Si nota soprattutto l’introduzione del ticket per azioni giudiziarie che prima erano gratuite come le cause di separazione tra coniugi: 37 euro se la separazione è consensuale, 85 se è richiesto l’intervento del giudice. Non cifre da capogiro ma con un certo valore simbolico, soprattutto se si pensa al già alto peso economico di una separazione.

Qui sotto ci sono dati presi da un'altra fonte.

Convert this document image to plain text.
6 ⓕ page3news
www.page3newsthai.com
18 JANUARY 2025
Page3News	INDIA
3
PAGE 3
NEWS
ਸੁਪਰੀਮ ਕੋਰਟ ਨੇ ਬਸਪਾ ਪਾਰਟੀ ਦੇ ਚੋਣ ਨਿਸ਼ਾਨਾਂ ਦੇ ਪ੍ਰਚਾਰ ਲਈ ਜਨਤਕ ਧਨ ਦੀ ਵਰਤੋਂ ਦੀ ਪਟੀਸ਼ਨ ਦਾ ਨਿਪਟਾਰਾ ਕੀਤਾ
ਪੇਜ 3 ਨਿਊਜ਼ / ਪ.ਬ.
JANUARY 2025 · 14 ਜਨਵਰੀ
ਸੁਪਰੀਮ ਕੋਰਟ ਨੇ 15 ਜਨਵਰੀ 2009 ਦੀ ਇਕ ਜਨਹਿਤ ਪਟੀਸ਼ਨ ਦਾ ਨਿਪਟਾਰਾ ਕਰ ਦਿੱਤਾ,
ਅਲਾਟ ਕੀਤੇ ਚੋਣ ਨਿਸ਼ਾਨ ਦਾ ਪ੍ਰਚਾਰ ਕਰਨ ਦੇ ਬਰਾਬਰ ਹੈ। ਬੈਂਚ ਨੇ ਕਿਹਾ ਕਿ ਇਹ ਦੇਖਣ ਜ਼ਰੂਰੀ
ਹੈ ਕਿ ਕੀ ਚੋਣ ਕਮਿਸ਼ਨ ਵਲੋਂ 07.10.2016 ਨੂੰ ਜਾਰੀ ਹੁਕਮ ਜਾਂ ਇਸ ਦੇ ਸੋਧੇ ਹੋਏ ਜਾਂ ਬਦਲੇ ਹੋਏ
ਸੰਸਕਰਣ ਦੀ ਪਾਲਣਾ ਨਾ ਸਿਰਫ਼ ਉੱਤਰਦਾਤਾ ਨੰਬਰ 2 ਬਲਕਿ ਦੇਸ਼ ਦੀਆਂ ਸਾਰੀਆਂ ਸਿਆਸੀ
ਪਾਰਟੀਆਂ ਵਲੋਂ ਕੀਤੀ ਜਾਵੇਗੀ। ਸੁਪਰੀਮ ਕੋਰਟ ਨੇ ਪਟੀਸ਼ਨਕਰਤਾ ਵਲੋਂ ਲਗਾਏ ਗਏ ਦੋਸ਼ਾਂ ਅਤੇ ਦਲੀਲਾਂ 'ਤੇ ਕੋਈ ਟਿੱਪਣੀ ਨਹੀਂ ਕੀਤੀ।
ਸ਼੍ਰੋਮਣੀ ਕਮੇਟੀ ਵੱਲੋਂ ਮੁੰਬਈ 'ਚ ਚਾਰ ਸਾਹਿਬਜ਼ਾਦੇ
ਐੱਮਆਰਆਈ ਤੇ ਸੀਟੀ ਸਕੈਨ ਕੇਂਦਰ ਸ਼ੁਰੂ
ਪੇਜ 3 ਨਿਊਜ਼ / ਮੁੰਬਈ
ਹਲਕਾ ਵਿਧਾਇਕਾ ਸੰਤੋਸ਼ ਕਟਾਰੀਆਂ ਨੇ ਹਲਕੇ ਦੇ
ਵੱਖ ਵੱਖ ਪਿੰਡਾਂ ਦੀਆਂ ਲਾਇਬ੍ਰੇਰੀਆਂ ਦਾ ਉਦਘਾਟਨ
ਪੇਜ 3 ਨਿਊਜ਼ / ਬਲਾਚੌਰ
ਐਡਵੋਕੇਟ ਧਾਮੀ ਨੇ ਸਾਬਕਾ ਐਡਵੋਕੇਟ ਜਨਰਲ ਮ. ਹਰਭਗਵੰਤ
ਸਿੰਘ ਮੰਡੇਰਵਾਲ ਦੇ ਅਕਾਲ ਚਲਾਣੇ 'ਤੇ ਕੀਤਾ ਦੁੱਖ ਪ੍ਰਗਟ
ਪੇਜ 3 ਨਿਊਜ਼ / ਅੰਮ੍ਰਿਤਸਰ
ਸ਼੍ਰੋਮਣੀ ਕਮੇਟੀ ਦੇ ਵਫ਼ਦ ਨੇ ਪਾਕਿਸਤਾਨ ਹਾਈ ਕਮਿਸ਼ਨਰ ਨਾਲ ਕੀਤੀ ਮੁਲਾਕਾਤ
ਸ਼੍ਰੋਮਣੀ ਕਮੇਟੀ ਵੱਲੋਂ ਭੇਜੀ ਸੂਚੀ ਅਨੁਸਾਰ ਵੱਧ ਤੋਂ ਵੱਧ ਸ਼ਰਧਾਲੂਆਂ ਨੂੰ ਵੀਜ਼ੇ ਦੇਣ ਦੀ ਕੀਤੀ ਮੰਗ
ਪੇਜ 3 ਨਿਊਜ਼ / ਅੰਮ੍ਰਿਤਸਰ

Ecco alcuni esempi di tariffe:

Contributo
attuale
  Contributo
post-manovra
  Causa di lavoro (per ottenere l’assunzione a tempo indeterminato) € 0 € 37
  Domanda di separazione giudiziale tra coniugi € 0 € 85
  Opposizione a una multa per infrazione stradale di € 300 € 33 € 37
  Causa di risarcimento danni per € 60.000 € 550 € 660
  Causa di risarcimento danni per € 600.000 € 1.221 € 1.466
  Opposizione al pignoramento immobiliare € 132 € 146
  Ricorso tributario per un’imposta di € 5.000 € 0 € 60
  Ricorso tributario per un’imposta di € 200.000 € 0 € 500

Un deterrente poco efficace

L’aumento del contributo ha una duplice funzione, almeno nelle intenzioni dei suoi promotori:

  una – la più ovvia trattandosi di tasse – e quella di fare cassa: il maggior gettito peraltro sarebbe destinato proprio agli interventi urgenti in materia di giustizia civile, amministrativa e tributaria;

  l’altra – più specifica – è quella di agire da deterrente per il contenzioso: in altre parole si spera che l’aumento del costo disincentivi il ricorso al giudice e riduca il numero di nuove cause che si aggiunge alla montagna di 5,6 milioni di procedimenti civili pendenti (una quota di queste maggiori entrate, peraltro, servirebbe da “premio di produzione” per il personale delle sedi giudiziarie che abbattono di almeno il 10% la mole di arretrato rispetto all’anno precedente). Ma per questo scopo “dissuasivo” gli importi sono probabilmente troppo ridotti. (A.D.M.)